Despite forming in 2008, Swiss black/death metal duo Bölzer have left it until 2016 to finally release their debut album ‘Hero’. Their output so far has consisted of a demo and two EPs, alongside a string of live shows – all have been met with fervent praise, so expectations for this release are exceptionally high before ‘play’ has even been pressed. A lone star style whistle opens the record with ‘Urdr’, before laying over some distant sounding, albeit thunderous, percussion. Atmosphere sufficiently built, they launch straight into the galloping pace of ‘The Archer’ – there is much of the same might and murk that we’ve heard on previous releases ‘Soma’ and ‘Aura’, and then the vocals kick in…
The usual evil growls have not been abandoned, just used more sparingly.
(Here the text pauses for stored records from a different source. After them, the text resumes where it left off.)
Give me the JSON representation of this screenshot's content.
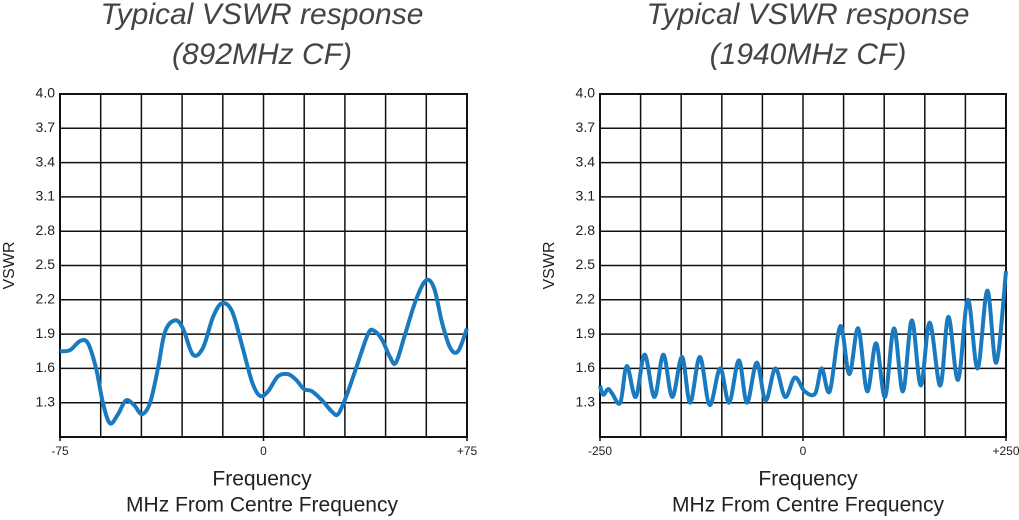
{
  "chart_data": [
    {
      "type": "line",
      "title": "Typical VSWR response",
      "subtitle": "(892MHz CF)",
      "ylabel": "VSWR",
      "xlabel": "Frequency",
      "xlabel2": "MHz From Centre Frequency",
      "xlim": [
        -75,
        75
      ],
      "xticks": [
        -75,
        0,
        {
          "value": 75,
          "label": "+75"
        }
      ],
      "ylim": [
        1.0,
        4.0
      ],
      "yticks": [
        1.3,
        1.6,
        1.9,
        2.2,
        2.5,
        2.8,
        3.1,
        3.4,
        3.7,
        {
          "value": 4.0,
          "label": "4.0"
        }
      ],
      "grid": true,
      "series": [
        {
          "color": "#1a7abf",
          "x": [
            -75,
            -71.3,
            -67.6,
            -64.7,
            -61.7,
            -59.2,
            -56.6,
            -53.6,
            -50.7,
            -47.7,
            -44.8,
            -41.8,
            -38.9,
            -36.3,
            -32.6,
            -29.7,
            -26,
            -22.3,
            -18.6,
            -15.3,
            -11.6,
            -7.9,
            -4.2,
            -1.3,
            1.7,
            5.3,
            9,
            12,
            14.9,
            17.9,
            21.6,
            25.3,
            27.5,
            30.4,
            34.1,
            38.5,
            40.7,
            43.7,
            46.6,
            48.8,
            52.2,
            56.2,
            59.9,
            62.9,
            65.8,
            68.8,
            71.7,
            75
          ],
          "values": [
            1.75,
            1.76,
            1.84,
            1.82,
            1.6,
            1.3,
            1.12,
            1.2,
            1.32,
            1.28,
            1.2,
            1.3,
            1.6,
            1.92,
            2.02,
            1.95,
            1.72,
            1.78,
            2.05,
            2.17,
            2.1,
            1.8,
            1.48,
            1.36,
            1.4,
            1.53,
            1.55,
            1.5,
            1.42,
            1.4,
            1.32,
            1.22,
            1.2,
            1.35,
            1.6,
            1.9,
            1.93,
            1.85,
            1.7,
            1.65,
            1.9,
            2.2,
            2.37,
            2.3,
            2.0,
            1.78,
            1.75,
            1.95
          ]
        }
      ]
    },
    {
      "type": "line",
      "title": "Typical VSWR response",
      "subtitle": "(1940MHz CF)",
      "ylabel": "VSWR",
      "xlabel": "Frequency",
      "xlabel2": "MHz From Centre Frequency",
      "xlim": [
        -250,
        250
      ],
      "xticks": [
        -250,
        0,
        {
          "value": 250,
          "label": "+250"
        }
      ],
      "ylim": [
        1.0,
        4.0
      ],
      "yticks": [
        1.3,
        1.6,
        1.9,
        2.2,
        2.5,
        2.8,
        3.1,
        3.4,
        3.7,
        {
          "value": 4.0,
          "label": "4.0"
        }
      ],
      "grid": true,
      "series": [
        {
          "color": "#1a7abf",
          "x": [
            -250,
            -246,
            -240,
            -235,
            -225,
            -217,
            -206,
            -195,
            -183,
            -172,
            -161,
            -149,
            -139,
            -127,
            -115,
            -102,
            -91,
            -79,
            -69,
            -57,
            -46,
            -34,
            -22,
            -10,
            2,
            15,
            23,
            33,
            46,
            57,
            68,
            79,
            90,
            101,
            112,
            123,
            134,
            145,
            156,
            169,
            179,
            191,
            203,
            215,
            227,
            238,
            250
          ],
          "values": [
            1.45,
            1.37,
            1.42,
            1.38,
            1.3,
            1.62,
            1.35,
            1.72,
            1.35,
            1.72,
            1.35,
            1.7,
            1.3,
            1.7,
            1.28,
            1.6,
            1.3,
            1.67,
            1.3,
            1.65,
            1.32,
            1.6,
            1.35,
            1.52,
            1.4,
            1.38,
            1.6,
            1.4,
            1.97,
            1.55,
            1.95,
            1.4,
            1.82,
            1.35,
            1.95,
            1.4,
            2.02,
            1.45,
            2.0,
            1.45,
            2.05,
            1.5,
            2.2,
            1.6,
            2.28,
            1.65,
            2.45
          ]
        }
      ]
    }
  ]
}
In their place, KzR adopts a cleaner style of vocal that would honestly not sound out of place on a Manowar record – it’s honestly a little frightening at first listen and will take a few spins to genuinely get your head around. Long term fans of Bölzer are going to be pushed well out of their comfort zone upon first listen, and it’s completely understandable. Once the initial shock has worn off, it’s easy to hear how well this vocal style fits with the music. Rather than producing a short EP consisting of fewer, longer tracks, an album of average length, consisting of fairly regular song durations has totally altered Bölzer’s style. Compared with their EPs, ‘Hero’ has a much pacier tempo and grander feeling riffs, KzR’s vocals soar alongside this.
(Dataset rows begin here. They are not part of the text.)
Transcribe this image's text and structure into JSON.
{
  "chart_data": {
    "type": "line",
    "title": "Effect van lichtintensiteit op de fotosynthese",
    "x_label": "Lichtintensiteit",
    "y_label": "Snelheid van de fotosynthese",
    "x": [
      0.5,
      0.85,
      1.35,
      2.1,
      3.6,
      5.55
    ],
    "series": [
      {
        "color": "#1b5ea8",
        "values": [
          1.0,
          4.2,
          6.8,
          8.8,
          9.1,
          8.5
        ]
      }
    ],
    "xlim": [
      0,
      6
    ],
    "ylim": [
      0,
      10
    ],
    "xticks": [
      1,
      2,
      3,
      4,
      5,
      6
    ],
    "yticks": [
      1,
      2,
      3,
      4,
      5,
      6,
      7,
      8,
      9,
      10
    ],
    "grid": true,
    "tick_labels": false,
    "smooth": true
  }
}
They’ve not compromised on their heaviness at all, just switched up the dynamic – it’s a definite gamble on their sound but one that has paid off. The pristine quality of the production allows for every element to shine and puts a keen focus on HzR’s drumming that we haven’t heard previously; he’s a juggernaut behind the kit, with some double bass pedal work that adds a unique ferocity to each track. Forgive the initial shock and stick with ‘Hero’ it’s an eventually catchy and, ultimately, rewarding listen.